It’s safe to say that the visual arts have always been an extremely inspirational medium to me. This is especially true when it comes to Islamic Art. The heavy use of geometrical forms and the rhythm of mingling patterns that move in harmony with passages from the Quran.
Traditionally, many schools of Islamic thought have avoided the use of human figures in their artistic endeavors; Sharia law even forbids the use. Perhaps to keep ones practice of Islam clear and void of idolatry. The resulting style became known as Arabesque playing hugely on vegetal, geometric, and scriptural elements. And this only scratches the surface. Other schools of thought, inspired by the Chinese and Mongols, did, in fact include depictions of men and women at the time.
So it’s clear that, like many genres, Islamic art can’t be neatly defined and the pieces i’ve brought to the board today span many centuries and borders.
Now, before I digress once again, I present a powerful collection of Islamic art currently on display at the Nelson-Atkins Museum of Art here in Kansas City, Missouri.
Folios From a Qur’an. Abbasid Period (750-1258 C.E.)

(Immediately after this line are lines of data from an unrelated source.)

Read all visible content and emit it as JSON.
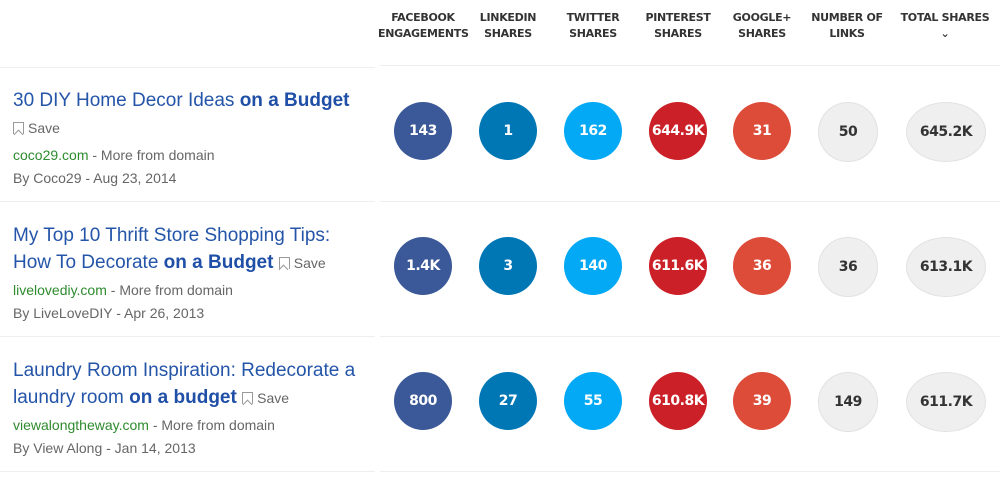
{
  "columns": [
    "FACEBOOK ENGAGEMENTS",
    "LINKEDIN SHARES",
    "TWITTER SHARES",
    "PINTEREST SHARES",
    "GOOGLE+ SHARES",
    "NUMBER OF LINKS",
    "TOTAL SHARES"
  ],
  "columns_lines": [
    [
      "FACEBOOK",
      "ENGAGEMENTS"
    ],
    [
      "LINKEDIN",
      "SHARES"
    ],
    [
      "TWITTER",
      "SHARES"
    ],
    [
      "PINTEREST",
      "SHARES"
    ],
    [
      "GOOGLE+",
      "SHARES"
    ],
    [
      "NUMBER OF",
      "LINKS"
    ],
    [
      "TOTAL SHARES ⌄",
      ""
    ]
  ],
  "sort_icon": "chevron-down-icon",
  "colors": {
    "facebook": "#3b5998",
    "linkedin": "#0077b5",
    "twitter": "#03a9f4",
    "pinterest": "#cb2027",
    "google": "#dd4b39",
    "grey": "#efefef"
  },
  "save_label": "Save",
  "more_label": "- More from domain",
  "rows": [
    {
      "title_plain": "30 DIY Home Decor Ideas ",
      "title_bold": "on a Budget",
      "domain": "coco29.com",
      "byline": "By Coco29 - Aug 23, 2014",
      "facebook": "143",
      "linkedin": "1",
      "twitter": "162",
      "pinterest": "644.9K",
      "google": "31",
      "links": "50",
      "total": "645.2K"
    },
    {
      "title_plain": "My Top 10 Thrift Store Shopping Tips: How To Decorate ",
      "title_bold": "on a Budget",
      "domain": "livelovediy.com",
      "byline": "By LiveLoveDIY - Apr 26, 2013",
      "facebook": "1.4K",
      "linkedin": "3",
      "twitter": "140",
      "pinterest": "611.6K",
      "google": "36",
      "links": "36",
      "total": "613.1K"
    },
    {
      "title_plain": "Laundry Room Inspiration: Redecorate a laundry room ",
      "title_bold": "on a budget",
      "domain": "viewalongtheway.com",
      "byline": "By View Along - Jan 14, 2013",
      "facebook": "800",
      "linkedin": "27",
      "twitter": "55",
      "pinterest": "610.8K",
      "google": "39",
      "links": "149",
      "total": "611.7K"
    }
  ]
}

Ink and Gold on Vellum. Arabic language using the Kufic script.
Tabriz, Iran, Turkman School. 1480 C.E
Opaque watercolor and gold on paper
Today’s Life and War 6
Gohar Dashti- Iranian (2008)
Tile with Inscription
Iran. Seljuk Period ( 1038-1220s)
Ceramic w/ turquoise glaze
Stories of Martyrdom (Women of Allah)
Iran. Seljuk Period (1038-1250s)
Fritware with opaque turquoise glaze
Detailed shot of Mosaic from an arched entrance portal known as an iwan.
Isfahan, Iran. Safavid Dynasty (1501-1722)
Glazed ceramic tile and gold leaf.
Hamra Abbas- Pakistani (2008)
The exhibit goes on to include textiles, more ceramics, and even a short animated film which plays on the colonial occupation of India. A great display of the wide variations in Islamic art through time and space.
So, I absolutely urge you to pay a visit to the Nelson-Atkins. That is… if you’re in Kansas City already!